Within minutes, she came out of Big Ed’s. She wasn’t leaving with the same swagger she’d gone in with, and she definitely wasn’t acting like she had a purse full of cash. Instead, she pushed a wheelchair in front of her. On its seat was stacked all manner of incomprehensibly random shit. It was like she’d ransacked a garage sale in a retirement community. There was a big-brimmed Stetson, a huge cuckoo clock, a cane, a very obviously used toaster, dented on the sides. And a super weird lamp.

I rubbed my jaw. I’d been involved in a lot of bizarre criminal stuff in my day. I’d seen the good, the bad, and the very badly planned. Never in my life had I seen someone pawn a diamond in exchange for assorted random shit.

Behind her followed a guy who had to be the security guard, a thick-necked brute whose clothes didn’t fit him right anywhere.

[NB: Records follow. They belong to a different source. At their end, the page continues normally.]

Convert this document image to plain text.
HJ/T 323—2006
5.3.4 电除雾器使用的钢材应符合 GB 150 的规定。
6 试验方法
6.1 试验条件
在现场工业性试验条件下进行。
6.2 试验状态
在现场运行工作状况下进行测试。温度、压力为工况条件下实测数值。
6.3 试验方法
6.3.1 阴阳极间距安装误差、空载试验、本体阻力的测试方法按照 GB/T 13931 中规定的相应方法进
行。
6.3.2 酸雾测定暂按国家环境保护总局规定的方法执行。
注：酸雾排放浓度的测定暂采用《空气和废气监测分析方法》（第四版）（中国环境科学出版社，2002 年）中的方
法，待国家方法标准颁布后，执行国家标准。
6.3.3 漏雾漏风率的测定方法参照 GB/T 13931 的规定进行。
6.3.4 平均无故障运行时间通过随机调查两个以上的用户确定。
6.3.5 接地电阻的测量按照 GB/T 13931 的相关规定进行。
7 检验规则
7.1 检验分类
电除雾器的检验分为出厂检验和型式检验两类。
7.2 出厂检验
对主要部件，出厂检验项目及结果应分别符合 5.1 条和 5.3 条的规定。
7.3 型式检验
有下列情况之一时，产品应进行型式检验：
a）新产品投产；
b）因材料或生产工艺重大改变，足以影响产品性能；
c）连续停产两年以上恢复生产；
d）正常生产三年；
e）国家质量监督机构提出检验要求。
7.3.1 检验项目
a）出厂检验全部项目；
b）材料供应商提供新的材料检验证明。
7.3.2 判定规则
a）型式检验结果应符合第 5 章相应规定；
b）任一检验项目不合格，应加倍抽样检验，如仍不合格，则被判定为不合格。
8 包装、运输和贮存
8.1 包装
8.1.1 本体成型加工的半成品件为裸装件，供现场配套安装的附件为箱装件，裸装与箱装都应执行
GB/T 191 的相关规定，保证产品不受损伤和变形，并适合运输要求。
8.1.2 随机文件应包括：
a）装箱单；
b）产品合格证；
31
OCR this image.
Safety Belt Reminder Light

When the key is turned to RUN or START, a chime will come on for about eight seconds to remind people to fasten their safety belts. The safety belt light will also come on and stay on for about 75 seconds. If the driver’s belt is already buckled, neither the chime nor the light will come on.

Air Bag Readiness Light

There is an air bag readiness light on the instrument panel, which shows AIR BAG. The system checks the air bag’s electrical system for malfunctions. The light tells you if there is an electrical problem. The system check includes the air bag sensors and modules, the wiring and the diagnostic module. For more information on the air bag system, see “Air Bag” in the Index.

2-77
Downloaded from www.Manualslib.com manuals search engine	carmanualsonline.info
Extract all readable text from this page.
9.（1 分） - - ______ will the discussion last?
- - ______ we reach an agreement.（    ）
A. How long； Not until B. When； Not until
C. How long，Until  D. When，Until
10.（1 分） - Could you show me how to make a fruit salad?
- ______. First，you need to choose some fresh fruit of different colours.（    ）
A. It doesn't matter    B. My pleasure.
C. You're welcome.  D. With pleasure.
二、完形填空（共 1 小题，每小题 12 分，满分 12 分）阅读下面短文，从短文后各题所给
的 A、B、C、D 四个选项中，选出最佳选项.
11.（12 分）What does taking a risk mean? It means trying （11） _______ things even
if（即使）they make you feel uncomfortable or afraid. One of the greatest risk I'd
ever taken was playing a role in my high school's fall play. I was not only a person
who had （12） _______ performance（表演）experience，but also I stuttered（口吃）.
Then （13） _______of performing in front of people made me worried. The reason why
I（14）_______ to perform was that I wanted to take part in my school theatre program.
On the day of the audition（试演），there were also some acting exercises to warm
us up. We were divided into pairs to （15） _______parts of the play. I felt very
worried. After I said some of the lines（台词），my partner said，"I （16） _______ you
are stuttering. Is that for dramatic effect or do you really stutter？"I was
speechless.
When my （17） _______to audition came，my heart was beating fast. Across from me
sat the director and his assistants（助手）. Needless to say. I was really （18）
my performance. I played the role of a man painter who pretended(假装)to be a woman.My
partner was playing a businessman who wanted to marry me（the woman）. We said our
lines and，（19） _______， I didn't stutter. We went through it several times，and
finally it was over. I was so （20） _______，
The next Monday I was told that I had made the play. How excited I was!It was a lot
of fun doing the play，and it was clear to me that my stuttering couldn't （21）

He pushed something along in front of him, something oversize, square, and mechanical, with an electrical cord tagging along behind it. He humped the thing over the threshold, and the door swung shut just in time to catch the electrical plug in the jamb and send him whipping around like he was on the wrong end of a set of nunchucks. As he lunged for the door, he stumbled on the cord and collided with the carved bear. A direct hit to the nuts. I growled to myself as he doubled over in the universal man-sign of Gonna need a minute here!